The bottom line is that, even if creditors operate in states that do not include sexual orientation and gender identity as protected classes for purposes of credit discrimination, they should be aware that discrimination based on sexual orientation or gender identity can equate to discrimination based on an individual's biological sex on the federal level. In fact, on July 28, 2020, the Consumer Financial Protection Bureau issued a Request for Information on the Equal Credit Opportunity Act and Regulation B that, among other topics, solicits comments regarding whether the Supreme Court's holding in Bostock should affect the Bureau's interpretation of the ECOA.

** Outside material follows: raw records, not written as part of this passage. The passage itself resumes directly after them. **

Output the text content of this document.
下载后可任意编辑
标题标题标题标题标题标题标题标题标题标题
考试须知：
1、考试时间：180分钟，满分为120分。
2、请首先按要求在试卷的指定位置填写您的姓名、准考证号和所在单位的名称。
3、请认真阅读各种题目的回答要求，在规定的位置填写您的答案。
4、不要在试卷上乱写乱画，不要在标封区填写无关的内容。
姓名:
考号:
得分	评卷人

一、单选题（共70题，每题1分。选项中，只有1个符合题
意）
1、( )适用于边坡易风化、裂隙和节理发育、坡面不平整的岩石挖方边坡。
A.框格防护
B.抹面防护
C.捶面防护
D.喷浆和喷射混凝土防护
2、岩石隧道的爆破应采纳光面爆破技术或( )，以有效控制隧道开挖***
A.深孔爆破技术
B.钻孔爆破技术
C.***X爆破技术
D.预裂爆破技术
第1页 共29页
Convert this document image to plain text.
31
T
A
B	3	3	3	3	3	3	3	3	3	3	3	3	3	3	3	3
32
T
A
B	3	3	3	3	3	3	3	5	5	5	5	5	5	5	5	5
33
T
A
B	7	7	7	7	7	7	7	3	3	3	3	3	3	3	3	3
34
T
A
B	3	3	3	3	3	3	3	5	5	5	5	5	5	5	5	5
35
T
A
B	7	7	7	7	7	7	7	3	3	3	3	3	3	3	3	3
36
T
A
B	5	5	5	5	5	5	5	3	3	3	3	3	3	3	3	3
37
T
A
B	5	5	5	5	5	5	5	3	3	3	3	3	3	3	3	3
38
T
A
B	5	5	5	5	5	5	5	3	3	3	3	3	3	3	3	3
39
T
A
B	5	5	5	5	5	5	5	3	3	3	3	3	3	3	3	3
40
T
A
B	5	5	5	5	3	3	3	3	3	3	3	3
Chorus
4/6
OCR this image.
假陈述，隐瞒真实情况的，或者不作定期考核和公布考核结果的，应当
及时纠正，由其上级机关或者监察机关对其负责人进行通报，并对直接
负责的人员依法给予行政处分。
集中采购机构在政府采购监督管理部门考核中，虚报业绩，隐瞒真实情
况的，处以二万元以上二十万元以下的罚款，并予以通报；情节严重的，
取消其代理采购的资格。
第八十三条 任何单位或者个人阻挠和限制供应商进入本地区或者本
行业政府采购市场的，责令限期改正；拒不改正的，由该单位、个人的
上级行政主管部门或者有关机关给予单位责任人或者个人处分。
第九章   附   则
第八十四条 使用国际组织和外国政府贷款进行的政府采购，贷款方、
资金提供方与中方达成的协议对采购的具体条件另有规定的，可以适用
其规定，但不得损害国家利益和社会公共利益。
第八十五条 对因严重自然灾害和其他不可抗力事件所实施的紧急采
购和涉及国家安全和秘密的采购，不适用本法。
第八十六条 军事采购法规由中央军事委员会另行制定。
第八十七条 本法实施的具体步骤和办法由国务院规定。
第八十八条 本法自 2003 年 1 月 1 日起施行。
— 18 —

Therefore, discrimination based on sexual orientation or gender identity could be actionable under the ECOA in either a private individual action or a class action. And any creditor who violates the ECOA could be liable for punitive damages up to $10,000, in addition to actual damages. Thus, creditors should ensure that their underwriting policies and procedures neither facially discriminate against such individuals, nor create a disparate impact. Creditors should also review customer complaints for allegations of discrimination and revise existing policies, procedures, and training materials to specifically state that the financial services provider does not discriminate on the basis of sexual orientation or gender identity. Not only does this help mitigate the risk of claims of discrimination by regulators or private plaintiffs, but it's good practice too - consumers in today's marketplace make decisions based in part on a company's social behavior and reputation. Treating all groups equally and compassionately can pay dividends later.